As far as types go, I'm still not decided. I definitely want to implement a lot of static analysis passes. But maybe types are a decoy. Type inference is basically a limited form of flow analysis and liveness. Gradual types and inferred types are ideas floating around though.

In the medium term, generating reasonably-efficient compiled code is a goal. Doing assembly directly is a mess, although Intel maintains this x86 instruction library in C. Stone knife Forth is a good start along those lines. Potion is similar with a hard-coded JIT. There are also mid-level JIT libraries. Zed Shaw wrote a little prototype EaRing on top of GNU Lightning (slides); GNU Lightning is basically dead though and really crufty so a new one should use libjit or something (recommended here). The most recent thing is probably WebAssembly but I'm not sure how useful targeting that would be. GHC and friends are experimenting with using LLVM; LLVM was designed with C++ in mind though so it's not really flexible enough for assembly. But Kavon Farvardin is working on that.

The other big issue with compilation is memory management; implementing garbage collectors is a pain, and I haven't really researched them. So for now I'll focus on just an interpreter since then I can use the host language's GC. Alternatively this micro virtual machines project looks interesting; at the very least they have a Rust Immix GC implementation. Skipping GC and doing a memory-safe language is also a possibility, but borrow checking seems hard. This guy spent a year on "Gradual Memory Management" and still can barely compile a simple C-like language. Although he's working on a harder problem; Rust can't even do a doubly-linked list without going into unsafe code or adding reference-counting overhead and basically doing GC yourself. Still another possibility is to just use malloc and free and the various specialized allocators like normal C programmers do and then maybe add static or dynamic analysis to detect errors.
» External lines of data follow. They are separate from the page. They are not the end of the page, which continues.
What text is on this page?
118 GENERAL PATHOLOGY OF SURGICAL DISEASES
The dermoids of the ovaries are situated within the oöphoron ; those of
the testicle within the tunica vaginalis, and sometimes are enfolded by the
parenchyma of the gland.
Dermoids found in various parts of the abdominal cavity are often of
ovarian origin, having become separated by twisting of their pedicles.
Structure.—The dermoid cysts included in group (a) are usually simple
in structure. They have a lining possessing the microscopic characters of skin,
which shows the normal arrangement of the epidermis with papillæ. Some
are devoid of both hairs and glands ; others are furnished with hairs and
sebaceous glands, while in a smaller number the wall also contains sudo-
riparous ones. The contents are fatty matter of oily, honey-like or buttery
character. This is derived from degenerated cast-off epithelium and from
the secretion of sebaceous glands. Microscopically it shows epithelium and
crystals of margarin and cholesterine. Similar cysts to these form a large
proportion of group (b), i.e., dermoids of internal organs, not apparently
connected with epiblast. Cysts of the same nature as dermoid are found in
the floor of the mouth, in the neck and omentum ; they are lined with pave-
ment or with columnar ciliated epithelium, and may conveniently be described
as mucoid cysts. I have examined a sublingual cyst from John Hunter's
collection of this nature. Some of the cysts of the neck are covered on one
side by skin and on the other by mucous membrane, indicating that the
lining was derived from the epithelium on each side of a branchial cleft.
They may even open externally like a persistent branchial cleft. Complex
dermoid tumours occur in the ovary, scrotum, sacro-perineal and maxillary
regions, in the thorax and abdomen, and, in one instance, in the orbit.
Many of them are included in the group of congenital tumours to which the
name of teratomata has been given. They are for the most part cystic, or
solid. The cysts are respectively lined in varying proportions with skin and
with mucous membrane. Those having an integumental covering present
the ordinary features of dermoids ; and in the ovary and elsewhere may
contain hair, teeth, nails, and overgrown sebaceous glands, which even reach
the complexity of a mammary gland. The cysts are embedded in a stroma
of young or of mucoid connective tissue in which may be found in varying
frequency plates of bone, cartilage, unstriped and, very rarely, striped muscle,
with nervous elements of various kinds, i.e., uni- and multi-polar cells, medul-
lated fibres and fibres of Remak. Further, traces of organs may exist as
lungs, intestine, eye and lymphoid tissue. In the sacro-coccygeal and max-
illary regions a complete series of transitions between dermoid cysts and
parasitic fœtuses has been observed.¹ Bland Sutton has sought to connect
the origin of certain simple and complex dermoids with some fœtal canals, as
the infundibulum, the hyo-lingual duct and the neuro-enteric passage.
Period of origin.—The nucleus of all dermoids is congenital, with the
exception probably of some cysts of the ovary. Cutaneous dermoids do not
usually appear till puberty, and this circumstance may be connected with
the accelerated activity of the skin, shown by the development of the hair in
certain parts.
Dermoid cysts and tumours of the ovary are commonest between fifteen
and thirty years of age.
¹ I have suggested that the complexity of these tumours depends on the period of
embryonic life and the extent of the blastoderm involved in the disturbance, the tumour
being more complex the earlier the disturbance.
Tracing is invasive so supporting explicit memory and memory managed systems simultaneously is still mostly an open research problem. But explicit is efficient: see this paper for "Destination Passing Style" memory usage, where their optimizer produces the fastest C code.

Henri Tuhola describes compiling via CPS as "insanely effective", which seems hard to argue with. There's a CPS to SSA pass here. According to this mail, SSA uses a DAG to represent scoping while CPS uses a tree and parameter passing, hence CSE is harder in CPS. Some constructs in CPS can't be translated to SSA though, mostly ones generated by callcc and related functions. The other supposed problems with CPS are that it fixes the evaluation order and that the transformed terms are harder to reason about or use rewrite rules on. This paper says that CPS improves binding time analysis and flow analysis by exposing more static calls. But again CPS doesn't work well with LLVM.

What evaluation order do we want? For Haskell it is call-by-need, for ML and most other languages it is call-by-value. Personally though I am attracted to optimal reduction; it optimizes repeated application to be logarithmic, and also exposes some opportunities for fusion, deforestation, etc. And the underlying representation, interaction nets, can support call-by-name and call-by-value and also call-by-need. The issues seem to be (1) blowup in the graph representation due to redundant fans and duplication (2) handling recursion (e.g. let) (3) no efficient implementation of the 'bookkeeping' oracle which determines whether two fans should cancel or copy (4) graph representation / reduction overhead. I tried hacking on an optimal reduction implementation for a week and my conclusion is that it has a high learning curve and high tool support requirement but that it's workable. Solving the bookkeeping overhead seems like a PhD topic though so an initial prototype could just use closed reduction, it's still better than call-by-need.